Pope with Masses in Mexico APGregorio Borgia
AP/Gregorio Borgia

The famous Peruvian economist Hernando de Soto has written an public letter to Pope Francis, suggesting that the pontiff tell Donald Trump that the world needs more walls, not fewer walls, if we are truly going to help the world’s poor.

Writing in Fortune magazine, De Soto, a hero of free-market advocates and the author of the award-winning 2000 bestseller The Mystery of Capital, does not shy away from giving advice to Pope Francis, suggesting that in order to achieve his goal of helping the indigent to emerge from poverty, a greater protection of property rights is essential.

De Soto, who has successfully debated iconic left-wing economists like Jeffrey Sachs and Joseph Stiglitz, has been an outspoken advocate of a sturdier rule of law, and especially property law, in countries that are plagued by high poverty levels.

The economist notes that 5 billion of the world’s 7 billion people don’t hold legal title to the property that they own, and so they lack the legal property rights required “to reside, own assets or do business in their own or any other country.”

This is in large part why so many people of the world can do little to improve their economic status, de Soto argues, since legitimate property owners “will struggle to have access to credit or the ability to raise capital since borrowers typically need to pledge some kind of property in exchange.”

Despite his conservative credentials, De Soto has won praise from across the aisle, from Margaret Thatcher to Koffi Annan.
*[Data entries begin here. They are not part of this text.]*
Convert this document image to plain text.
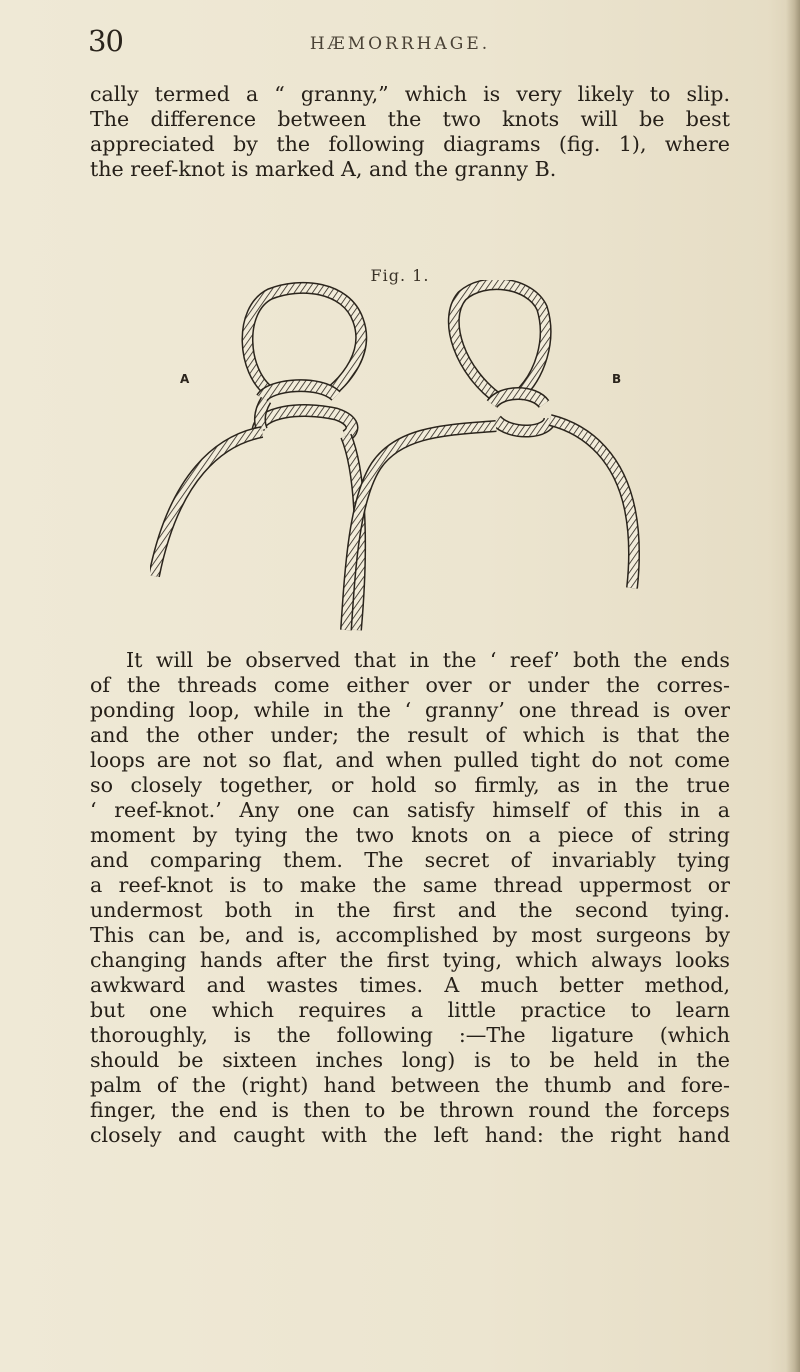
30	HÆMORRHAGE.
cally termed a “ granny,” which is very likely to slip.
The difference between the two knots will be best
appreciated by the following diagrams (fig. 1), where
the reef-knot is marked A, and the granny B.
Fig. 1.
A	B
It will be observed that in the ‘ reef’ both the ends
of the threads come either over or under the corres-
ponding loop, while in the ‘ granny’ one thread is over
and the other under; the result of which is that the
loops are not so flat, and when pulled tight do not come
so closely together, or hold so firmly, as in the true
‘ reef-knot.’ Any one can satisfy himself of this in a
moment by tying the two knots on a piece of string
and comparing them. The secret of invariably tying
a reef-knot is to make the same thread uppermost or
undermost both in the first and the second tying.
This can be, and is, accomplished by most surgeons by
changing hands after the first tying, which always looks
awkward and wastes times. A much better method,
but one which requires a little practice to learn
thoroughly, is the following :—The ligature (which
should be sixteen inches long) is to be held in the
palm of the (right) hand between the thumb and fore-
finger, the end is then to be thrown round the forceps
closely and caught with the left hand: the right hand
Bill Clinton famously called de Soto “the world’s greatest living economist” and Jack Kemp said he deserved to win the Nobel Peace Prize.

In his gentle advice to Pope Francis, de Soto said he “should challenge the Mexican government to improve property rights for owners of the country’s 10 million urban homes, 137 million hectares and 6 million businesses,” since most Latin American countries “have yet to document the property rights of their own people.”

So rather than speak about border walls, de Soto encourages, Pope Francis should “publicly defend the universal right of all people – sanctioned by the U.S. Constitution and the Universal Declaration of Human Rights – to enclose, defend and develop property borders inside their countries, so that they don’t have to migrate to America to get them.”

Since Donald Trump has built a fortune by carefully documenting and enclosing property, de Soto reasons, and putting it to its highest valued use, Pope Francis should press him to ensure the same possibility for others, because when people have legally documented property and make deals according to accessible laws, they in turn follow the rules since the law serves them.

Thus the property crisis and the immigration crisis walk hand in hand.

In defense of walls, de Soto points out that all living systems — whether created by God or organized by man — originate and operate only in encapsulated spaces. “Cells, molecules, body organs, computers or social groups — each and every one — is contained and constrained within a boundary, whether it is a membrane, an epidermis, a wall, or a legal property right,” he says.

If the poor knew that their property—their small businesses, homes, and intellectual property—was defended by the rule of law, they would have an invaluable tool to lift themselves out of their condition and the motivation to work to build an estate protected by a “wall” of law.

De Soto ends his essay appealing to the Pope to instruct Vatican intellectuals “to not only ask why the few have so much, but also why the many have so little.”